What struck me most wasn’t just the number of hives, but the timing. Back home, spring hadn’t started. Here, the bees were already deep into their first major pollination event of the year. There’s no gradual transition for them, no slow warming of the season. They are transported, unloaded, and set to work almost immediately in an environment that offers little beyond the crop they’re there to serve. Almond orchards bloom all at once and then disappear just as quickly, leaving behind vast stretches of land with limited nutritional diversity. It’s a system built for efficiency, not resilience.

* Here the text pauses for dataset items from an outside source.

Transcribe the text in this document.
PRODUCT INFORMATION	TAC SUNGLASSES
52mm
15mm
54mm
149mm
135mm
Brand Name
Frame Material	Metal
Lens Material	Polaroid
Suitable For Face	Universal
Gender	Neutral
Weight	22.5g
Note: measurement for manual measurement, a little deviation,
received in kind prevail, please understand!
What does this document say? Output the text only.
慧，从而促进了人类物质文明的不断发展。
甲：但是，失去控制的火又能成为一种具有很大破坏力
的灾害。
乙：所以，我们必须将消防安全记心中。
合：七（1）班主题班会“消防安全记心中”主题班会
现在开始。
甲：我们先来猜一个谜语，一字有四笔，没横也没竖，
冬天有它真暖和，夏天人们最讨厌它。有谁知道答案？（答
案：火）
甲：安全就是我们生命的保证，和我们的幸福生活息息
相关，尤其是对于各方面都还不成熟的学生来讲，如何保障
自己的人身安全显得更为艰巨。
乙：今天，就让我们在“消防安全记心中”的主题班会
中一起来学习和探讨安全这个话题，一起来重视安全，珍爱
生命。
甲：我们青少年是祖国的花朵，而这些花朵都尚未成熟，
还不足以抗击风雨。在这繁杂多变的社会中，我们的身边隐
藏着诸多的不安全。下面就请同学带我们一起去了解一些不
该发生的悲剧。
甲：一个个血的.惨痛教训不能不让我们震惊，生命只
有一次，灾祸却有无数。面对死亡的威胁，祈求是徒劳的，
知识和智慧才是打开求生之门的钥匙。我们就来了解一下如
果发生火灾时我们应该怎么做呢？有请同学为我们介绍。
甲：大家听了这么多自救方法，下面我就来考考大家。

And almonds are only the beginning. Once this bloom ends, those same hives will be loaded back onto trucks and sent out again, moving from crop to crop across the country. Blueberries, cherries, apples, melons. The path is long, and it doesn’t leave much room for recovery. Along the way, bees are exposed to pesticides, herbicides, and a growing list of pathogens, all while being asked to maintain colony strength and, eventually, produce honey. When people talk about the pressure on bees, this is what it looks like in practice. Not a single event, but a continuous cycle of demand.
Read more about how beekeeping has changed
Driving through it, you start to see how much of our food system depends on this narrow window of time and place. When that many hives are concentrated in one region, the margin for error shrinks. Weather shifts, forage gaps, chemical exposure, or disease can ripple outward in ways that affect far more than a single crop. It becomes less about one harvest and more about the stability of pollination across the entire system.
What often gets left out of this picture are the beekeepers themselves. Behind every one of those hives is a person managing risk that most people never see. They move their colonies across state lines, track bloom cycles, negotiate contracts, and absorb losses that can take years to recover from. When a beekeeper exits the industry, it’s not just a reduction in hive numbers. It’s the loss of experience, infrastructure, and time. You can’t replace that overnight.
By the time I reached Southern California and the traffic thickened, the contrast was hard to ignore. Inside the convention center at Expo West, we would spend days talking about sustainability, regenerative agriculture, product innovation, and the future of food and our human well-being. Just hours north, 2.5 million beehives and 100+ billion bees were already doing the work that makes those conversations possible.
That drive, up and back, stays with me because it strips away the abstraction. It’s one thing to talk about pollination as a concept. It’s another to see the scale, the concentration, and the strain in a single stretch of highway. It raises a simple question that doesn’t have an easy answer. If this system begins to weaken, even incrementally, what replaces it?
Maybe the better question is what we’re willing to change before it gets to that point.